4. Support Our Young People –The engagement of our young people the world over is a cause for enormous joy and hope. Locally one of our schools and perhaps others in our area, are working together with young people throughout the U.S. and the world to limit the effects of climate change. They demonstrate, contact political leaders, and work to educate themselves in remarkable ways. They work both locally and worldwide for individual and collective actions for climate justice, addressing inequalities in communities that lack resources and public health support, as well as other efforts. Many of these youth groups are part of the Sierra Student Coalition. Please go to Sierra Club.org to see the excellent way in which the Sierra Club educates and trains our youth to take action. We need to support our youth and also encourage them to join us in our efforts at Westminster. They are eager to do so.
5. Join the iNaturalist City Challenge -If you are interested in identifying the variety of plants growing in your yard and neighborhood, the iNaturalist project will interest you. The program is designed to aid urban developers in creating healthy biodiversity in our cities. The general public is asked to take photos of vegetation and wildlife in their yards and community. The iNaturalist app will identify the plants for you. You may then submit your photos to a data bank. Professor Mark Hostetler at UF has created a video to show us how this is done. Please go to iNaturalist.com for general information and to the link below to see Dr. Hostetler’s video.
Collecting data in our yards and surrounding areas is a fun way for children to become involved in environmental awareness and is a great family activity.

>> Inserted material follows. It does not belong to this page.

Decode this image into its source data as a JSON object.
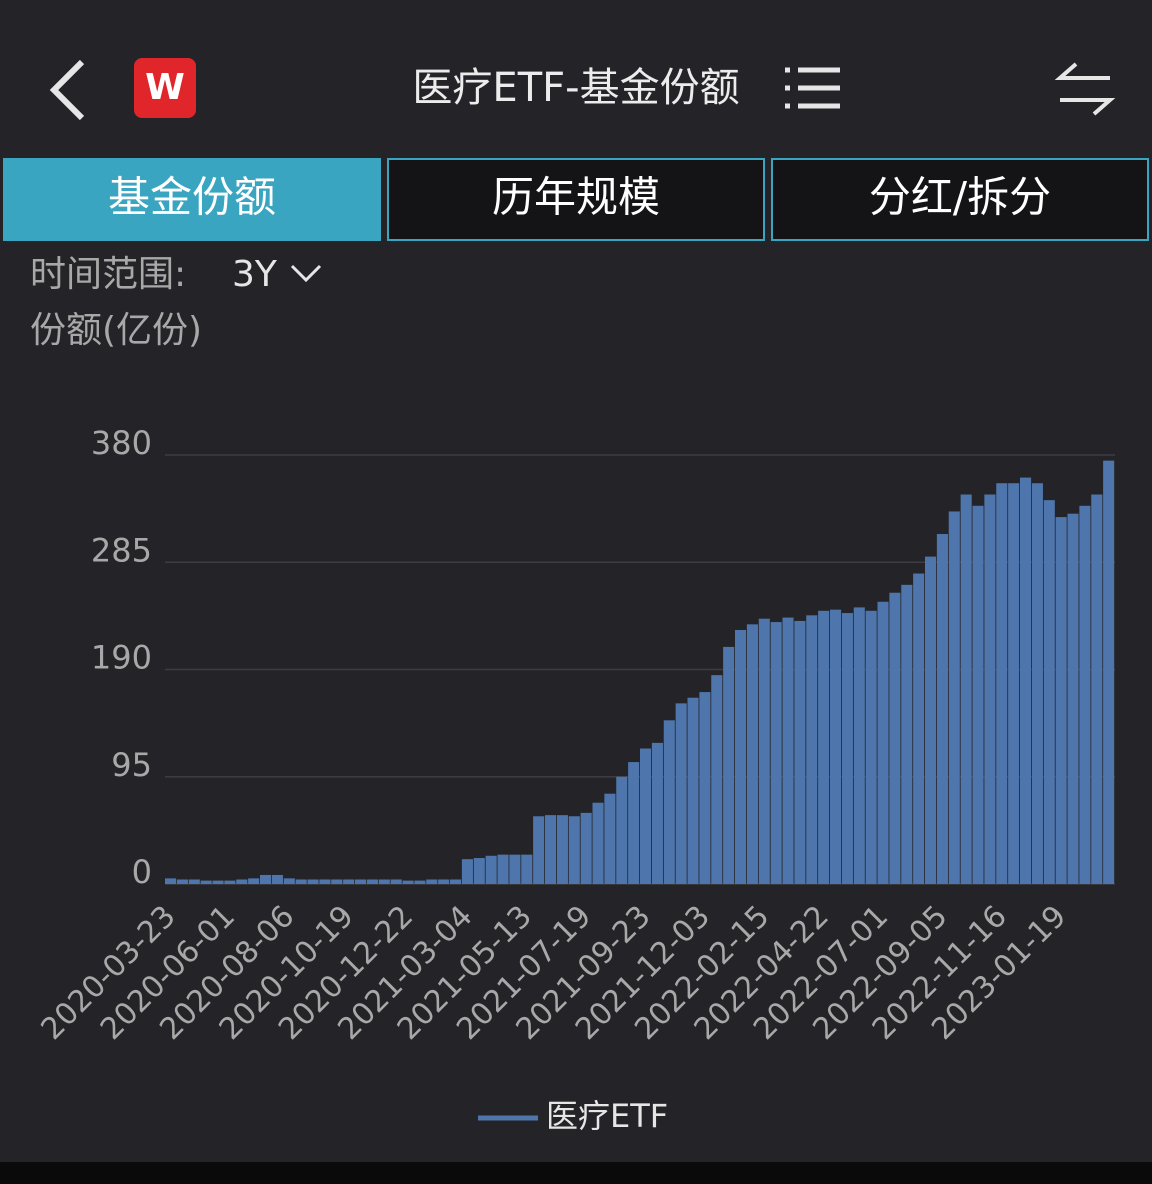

6. Become an activist in environmental issues – Although there are many actions that we as individuals can take to improve our environment, at some point, we must become politically active. Vote for candidates who share your views. Keep yourself informed and raise your voice on issues of local concern. Two current examples here in Florida are opposing the M-Cores highway proposal designed to create three major toll roads through Florida’s landscape at the expense of the environment, and the excessive withdrawal of spring water by aggressive commercial corporations. Go to 1000 Friends of Florida ( 1000fof.org) or The League of Women Voters ( lwv.org) for information on these and other projects. We must also support international agreements to reduce greenhouse gas emissions, as it will take all countries working together to really make a difference.
A Final Word
Above are suggestions for you and your family’s involvement in environmental projects and initiatives, as individuals, as members of our Earth Care church, as neighbors in our local community, and as responsible inhabitants in our global society. Get involved, make a difference, and remember: The Time to Act is Now.
We wish you a meaningful Earth Day that will encourage you to act in small and big ways to improve the environment and save our planet. We must answer God’s call to be responsible stewards of His precious creation. We look forward to such a time when once again we can observe Earth Day in our usual way.